I came back to my hometown, but things did not turn out as I thought they would. Complicated story, one I’ll tell somewhat in How Dante Can Save Your Life. The main lesson I learned is that it is folly to expect any kind of utopia in this world. I knew that from the beginning — that is Conservatism 101 — but it’s surprising to dig deep, beneath one’s conscious knowledge, and find that what one thought one believed is not really what one believed.
What I came to see is that traditionalism separated from love becomes a rigid and inhumane ideology — but this is also true of liberalism. There is no political system or arrangement that can make people be good and just. We can only better our odds.
Sorry that these thoughts are incomplete. I’m still working through a lot of this. I think my own political development goes like this:
1. Young Rod: Liberalism is great, freeing me of the tyranny of roots.
2. Older Rod: Liberalism is seriously problematic, making it very difficult to form and to sustain deep roots.

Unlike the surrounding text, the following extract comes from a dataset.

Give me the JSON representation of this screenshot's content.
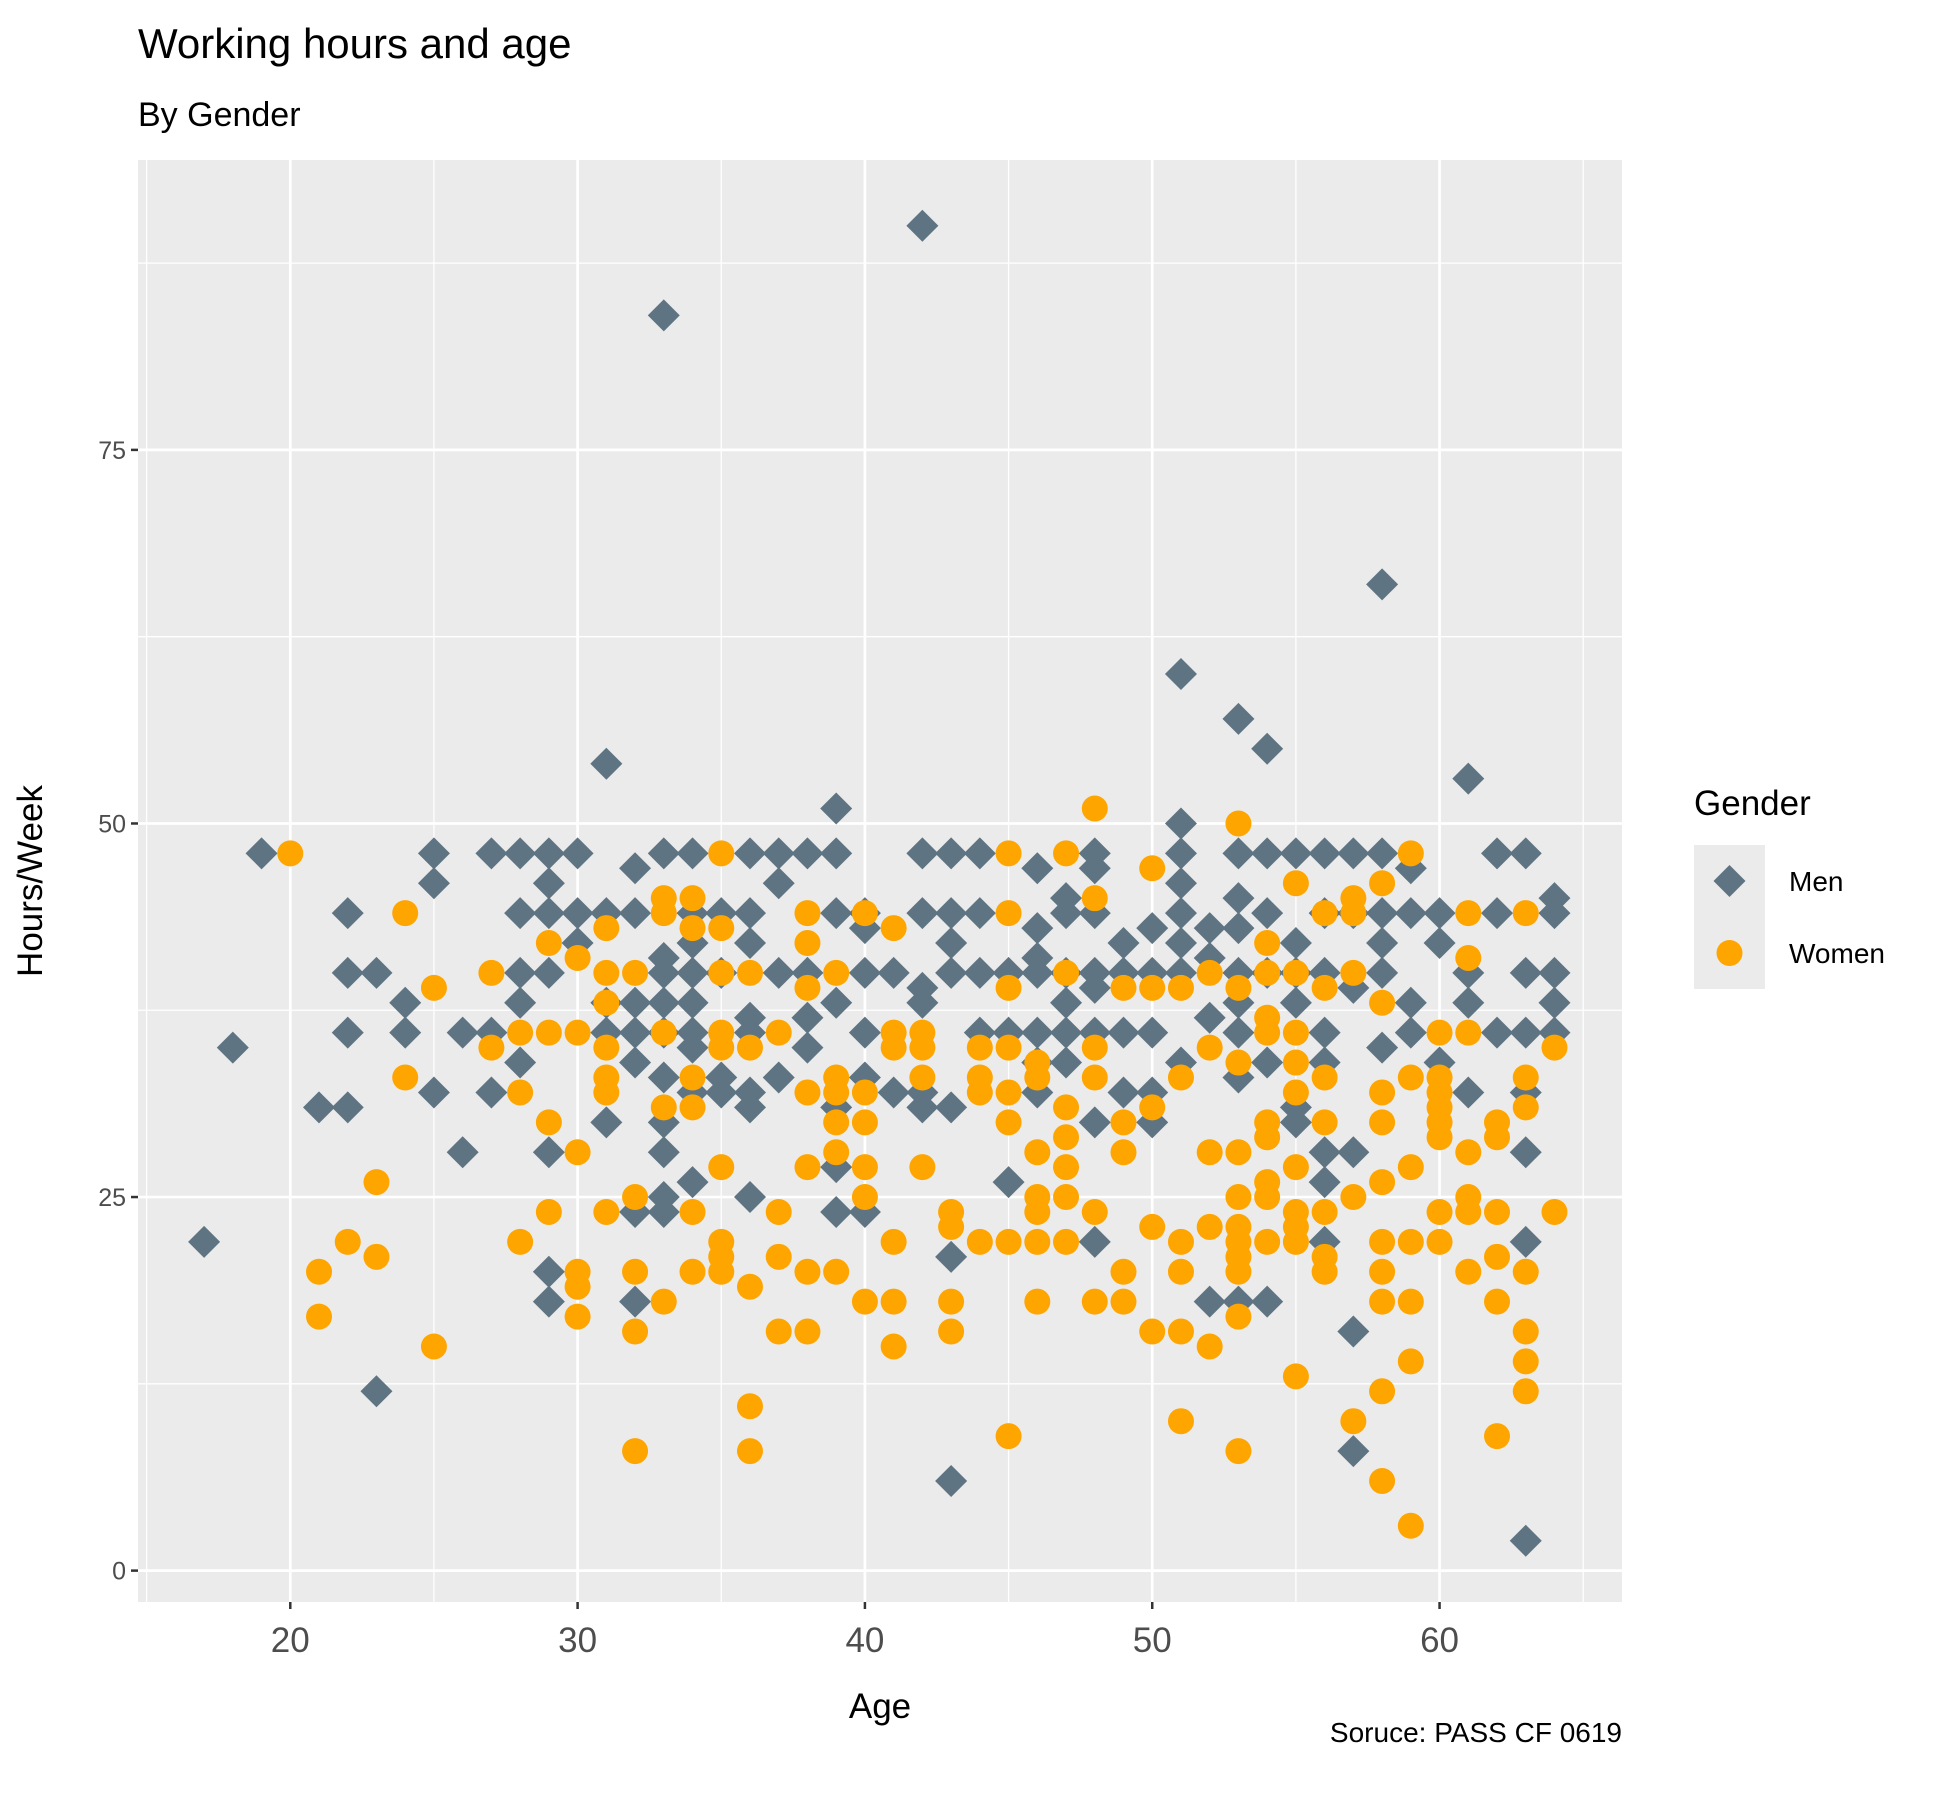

3. Even Older Rod: Liberalism is seriously problematic, but so is everything else, including traditionalism. We can’t continue as a society to live under liberalism, because it’s tearing us apart, and creating exactly the world Pat Deneen identifies. But all the alternatives seem worse.
To me, the answer, insofar as there can be an answer, is to be found in a more humane and, well, liberal version of traditionalism. But what does that mean? Is it even possible, or is that utopian? After all, tradition that can be endlessly modified is no tradition at all — but a tradition that can never be modified eventually ossifies and dies. Is it possible to think beyond liberalism and individuality, and individual choice as the summum bonum? If not, how do we create structures in the world that make it easier to choose the Good? How can we know the Good in a condition of radical pluralism?
My sense is that we have to seek our answers within the possibilities dictated by liberalism, insofar as there are no more compelling alternatives on offer. Benedict Option stuff, this is.